"I told myself I would never go back."
Guys go out on the town, get roaring drunk, wake up with a hangover, can't remember what they did. If that doesn't sound like a billion-dollar global franchise to you, check the receipts – even Hollywood accountants can't fiddle those sorts of grosses. Of course, the first Hangover established the brand, earning big bucks because it had a clever reverse narrative and was actually pretty damn funny. So the second didn't have to be funny, and wasn't, but at least existed somewhere in the general vicinity of that borderless country known as Comedy. Part III doesn't, not even remotely, which makes it not just bad, but weirdly, fascinatingly bad. What exactly is this? Certainly a cash cow, definitely an exercise in cynicism, maybe even a cri de coeur from the self-hating principals. Whatever, a comedy it ain't.

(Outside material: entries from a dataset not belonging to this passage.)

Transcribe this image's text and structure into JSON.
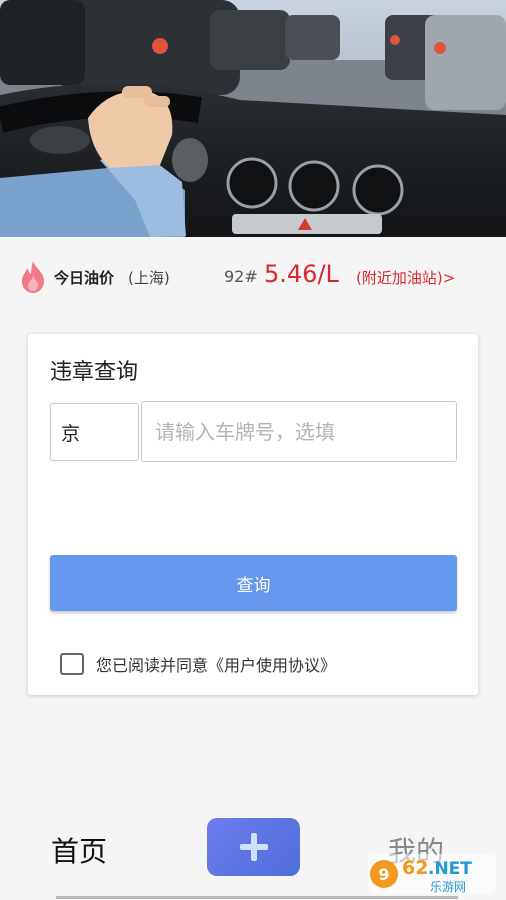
{
  "banner": {
    "image": "car-interior-photo"
  },
  "oil": {
    "icon": "flame-icon",
    "title": "今日油价",
    "city": "(上海)",
    "grade": "92#",
    "price": "5.46/L",
    "nearby": "(附近加油站)>",
    "price_color": "#d9272e"
  },
  "card": {
    "title": "违章查询",
    "province": "京",
    "plate_placeholder": "请输入车牌号，选填",
    "plate_value": "",
    "query_label": "查询",
    "agreement_checked": false,
    "agreement_text": "您已阅读并同意《用户使用协议》",
    "accent": "#6699ee"
  },
  "tabs": {
    "home": "首页",
    "add_icon": "plus-icon",
    "mine": "我的"
  },
  "watermark": {
    "brand": "962.NET",
    "sub": "乐游网"
  }
}
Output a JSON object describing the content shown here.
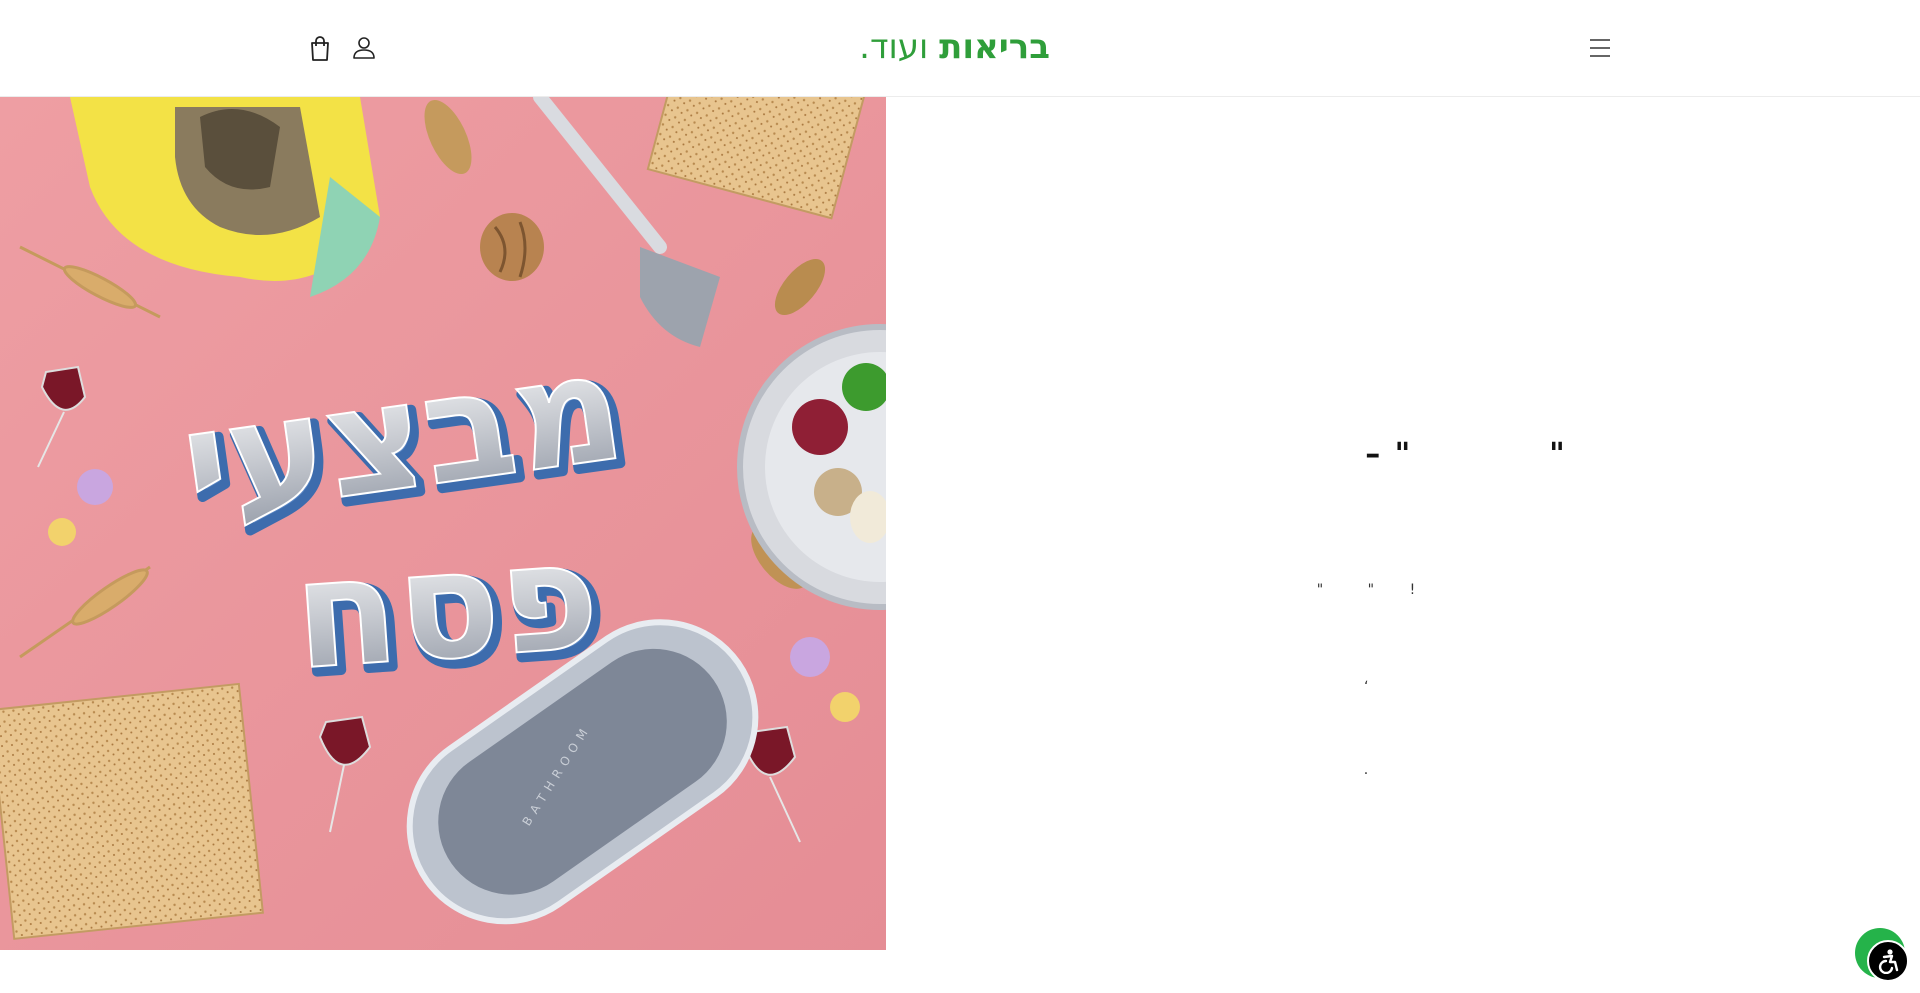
{
  "header": {
    "logo_bold": "בריאות",
    "logo_light": "ועוד",
    "logo_dot": ".",
    "cart_icon": "shopping-bag-icon",
    "account_icon": "user-icon",
    "menu_icon": "hamburger-menu-icon"
  },
  "hero": {
    "image_title_line1": "מבצעי",
    "image_title_line2": "פסח",
    "mat_text": "BATHROOM",
    "heading": "\"           \" –",
    "body_line1": "!        \"          \"",
    "body_line2": "،",
    "body_line3": "."
  },
  "widgets": {
    "whatsapp_icon": "whatsapp-icon",
    "accessibility_icon": "accessibility-icon"
  },
  "colors": {
    "brand_green": "#2f9e3a",
    "hero_background": "#e79aa0",
    "whatsapp_green": "#25b34a"
  }
}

"Do you even know what's going on?"
Consider, if you dare, the plot. Sorry to be the deliverer of sad news, but the hangover is entirely missing from Hangover III. There's no booze. Instead, in a yarn that appears to be swiped from a moribund heist flick, there is bullion, a whole lot of ill-gotten gold that our four returning dudes – Bradley Cooper, Zach Galifianakis, Ed Helms, Justin Bartha – are obliged to track down and give back to its villainous owner, without, as I mentioned, the aid of any alcoholic stimulants. That's one way of looking at the so-called plot. Another might be this: Four actors who got rich playing drunk are now chasing after more money sober. My advice is to forget the nonsensical text and focus on the more interesting subtext, which isn't funny either but does raise an intriguing question. Watch the faces of our fab four, especially Cooper's, and you'll see that question writ large: "Can I totally phone in a performance and still collect my bullion?"
"I got a plan, but you're not gonna like it."
The fascinatingly bad continues. Death abounds in this non-comedy. Many things die. Animals get killed; people get killed; needless to say, our patience gets thoroughly slaughtered. We arrive at the killing field early, when Galifianakis, whose man-child dominates the outing, is driving on the freeway. He's in a convertible that's pulling an open trailer on which stands an elegant giraffe. Car, driver, trailer, beautiful tall creature speed toward a low overpass when, splat, beauty is decapitated. The head literally rolls, whereupon, this being a foul-mouthed non-comedy, someone is made (more or less) to say: "He killed a giraffe. Who gives a damn?"
"You're not good for me."
A bunch of dead chickens, a dead daddy, a matched set of dead guard dogs and a couple of dead gangsters later, what seemed like a mere exercise in cynicism has morphed into a full-fledged marathon, all run under the fluttering banner of "Who gives a damn?"As long as that other animal, the sacred cash cow, is alive and healthy, nothing else matters. And at this billion-dollar juncture in the franchise, everyone involved here – director, writers, cast – knows that the cash cow doesn't require much in the way of maintenance. They don't need to be good, they don't need to be funny, they just need to be there.
"You just don't get it, do you?"
You may have noticed the italicized quotations scattered above. All are taken directly from the movie, admittedly lifted out of context. Yet these quotes and others much like them recur so often that it can't be coincidence, and so they seem to establish their own context, seem to be a kind of subliminal movie within the movie. That's when the self-hating cri de coeur is heard. I told myself I would never go back. You're not good for me. We sure aren't laughing, but you might have thought the principals were, at least on their way to the bank. But no. Amid all the slaughter here – that giraffe, our patience, the good name of entertainment – even the slaughterers sound worried about the blood on their hands. Culturally speaking, it's enough to drive you to drink, and hang the hangover.